At this time in my teaching career, teachers actually ate in the teacher’s lounge. Not so much now. Of course, there were those missing in action, the TSOLD—Teachers Stuck on Lunch Duty, and we missed and appreciated them, if only because they were the ones on duty that week and we weren’t. There were those who didn’t deign to mingle with the underclass and, instead, withdrew to their own rooms, perched on their lecture chairs gnawing on “lunchable crackers” reading a book. I must admit that I did that a few times myself. The more health-minded might take a brisk walk out past the auxiliary gym and circle the track, swinging their arms to and fro while exhaling warm carbon dioxide through pursed lips. I always figured I piled up enough walking miles just going from my room to the distant faculty restroom during the day so I didn’t need to ruin a perfectly good lunch with a hike.

This is where the Mason-Dixon line comes in. In a moment rivalling the discussions in Philadelphia prior to the Declaration of Independence, it was decided in a perfectly democratic and egalitarian manner – which was remarkable since most of us were authoritarian Stalinistic dictators in our own classrooms – that school issues, problem students, or general gripes shall not rear their ugly heads north of the Mason-Dixon line.

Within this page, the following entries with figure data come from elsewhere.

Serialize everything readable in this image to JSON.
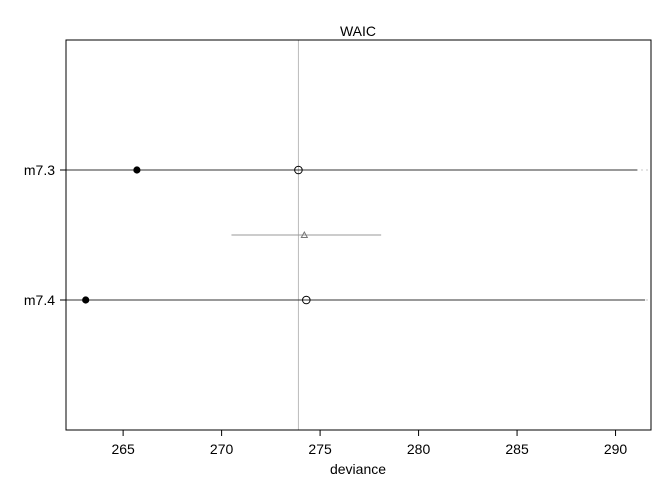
{
  "chart_data": {
    "type": "scatter",
    "title": "WAIC",
    "xlabel": "deviance",
    "ylabel": "",
    "xlim": [
      262.1,
      291.8
    ],
    "x_ticks": [
      265,
      270,
      275,
      280,
      285,
      290
    ],
    "grid": false,
    "models": [
      {
        "name": "m7.3",
        "in_sample_deviance": 265.7,
        "waic": 273.9,
        "interval": [
          262.1,
          291.1
        ]
      },
      {
        "name": "m7.4",
        "in_sample_deviance": 263.1,
        "waic": 274.3,
        "interval": [
          262.1,
          291.5
        ]
      }
    ],
    "difference": {
      "center": 274.2,
      "interval": [
        270.5,
        278.1
      ]
    },
    "reference_line_x": 273.9
  }
}
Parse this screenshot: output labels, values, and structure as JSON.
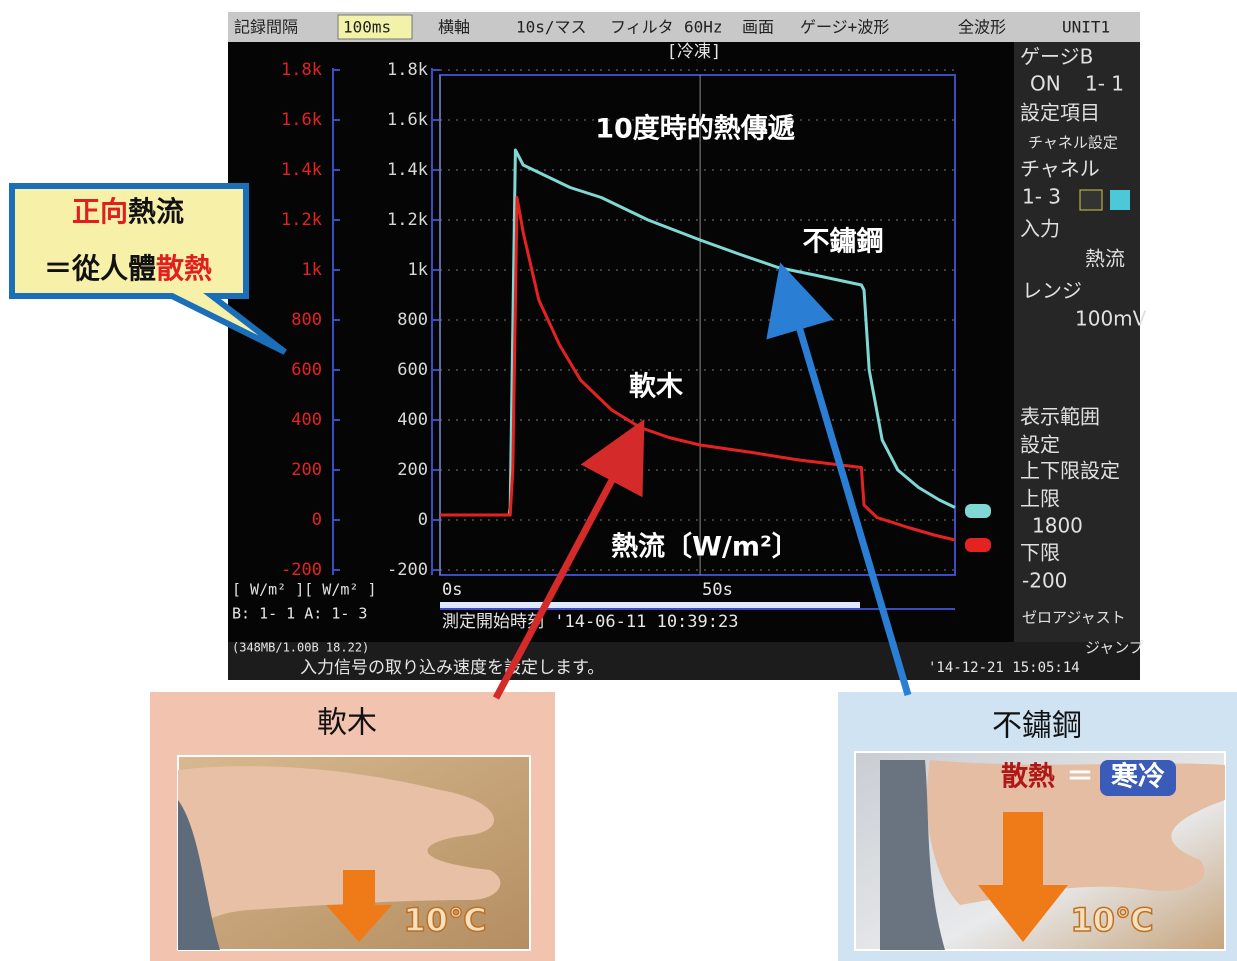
{
  "chart_data": {
    "type": "line",
    "title": "10度時的熱傳遞",
    "y_label": "熱流〔W/m²〕",
    "xlim": [
      0,
      99
    ],
    "ylim": [
      -200,
      1800
    ],
    "xticks": [
      {
        "value": 0,
        "label": "0s"
      },
      {
        "value": 50,
        "label": "50s"
      }
    ],
    "yticks": [
      {
        "value": 1800,
        "label": "1.8k"
      },
      {
        "value": 1600,
        "label": "1.6k"
      },
      {
        "value": 1400,
        "label": "1.4k"
      },
      {
        "value": 1200,
        "label": "1.2k"
      },
      {
        "value": 1000,
        "label": "1k"
      },
      800,
      600,
      400,
      200,
      0,
      -200
    ],
    "grid": true,
    "series": [
      {
        "name": "不鏽鋼",
        "color": "#7fd8d4",
        "x": [
          0,
          13.3,
          13.5,
          14.5,
          16,
          20,
          25,
          31,
          40,
          50,
          58,
          65,
          72,
          81,
          81.5,
          82.5,
          85,
          88,
          92,
          96,
          99
        ],
        "values": [
          20,
          20,
          50,
          1480,
          1420,
          1380,
          1330,
          1290,
          1200,
          1120,
          1060,
          1010,
          980,
          940,
          920,
          600,
          320,
          200,
          130,
          80,
          50
        ]
      },
      {
        "name": "軟木",
        "color": "#e52222",
        "x": [
          0,
          13.5,
          14,
          14.8,
          16,
          19,
          23,
          27,
          33,
          38.5,
          44,
          50,
          60,
          69,
          75,
          81,
          81.5,
          84,
          90,
          95,
          99
        ],
        "values": [
          20,
          20,
          200,
          1290,
          1150,
          880,
          700,
          560,
          440,
          370,
          330,
          300,
          270,
          240,
          225,
          210,
          60,
          10,
          -30,
          -60,
          -80
        ]
      }
    ]
  },
  "screen": {
    "toolbar": [
      "記録間隔",
      "100ms",
      "横軸",
      "10s/マス",
      "フィルタ",
      "60Hz",
      "画面",
      "ゲージ+波形",
      "全波形",
      "UNIT1"
    ],
    "header": "[冷凍]",
    "side_panel": [
      "ゲージB",
      "ON",
      "1- 1",
      "設定項目",
      "チャネル設定",
      "チャネル",
      "1- 3",
      "入力",
      "熱流",
      "レンジ",
      "100mV",
      "表示範囲",
      "設定",
      "上下限設定",
      "上限",
      "1800",
      "下限",
      "-200",
      "ゼロアジャスト",
      "ジャンプ"
    ],
    "axis_units": "[ W/m² ][ W/m² ]",
    "channels": "B: 1- 1 A: 1- 3",
    "start_time": "測定開始時刻 '14-06-11 10:39:23",
    "memory": "(348MB/1.00B 18.22)",
    "status": "入力信号の取り込み速度を設定します。",
    "clock": "'14-12-21 15:05:14"
  },
  "callout": {
    "line1": [
      "正向",
      "熱流"
    ],
    "line2": [
      "＝從人體",
      "散熱"
    ]
  },
  "panels": {
    "cork_temperature": "10℃",
    "steel_heat": "散熱",
    "steel_equals": "＝",
    "steel_cold": "寒冷",
    "steel_temperature": "10℃"
  }
}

South of the line, one could talk about central office, Satan-spawned kids driving them crazy, or whatever else that was causing their unhappy grief du jour.

North of the line? Well, that sacred territory was reserved for light conversation, Jeopardy-esque questions and answers, and good jokes and stories, those prompting raucous belly laughs, the kind that might cause you to guffaw some Diet Coke out your nose. It was one’s deep tissue massage, power nap, and walk through Disneyland jammed into thirty-five minutes of lunchtime at school. It made you appreciate the people you worked with. I suspect the folks at the other end solved not one problem festering at the central office (called the central orifice by one colleague), Washington D.C., or the merry Roundhouse in Santa Fe. Their Diet Coke stayed safely in their mouths.

Over the course of a semester, the Mason-Dixon line would creep inexorably southward, eventually banishing the complainers to distant classrooms where student desks were circled like Conestoga wagons to allow for more effective venting. And who was to say that lunchtime griping was not a constructive outlet? Maybe the Mason-Dixon line will eventually move northward, but I hope it doesn’t. The world desperately needs more smiles, especially in faculty lounges–even weirdly shaped ones with bad decor.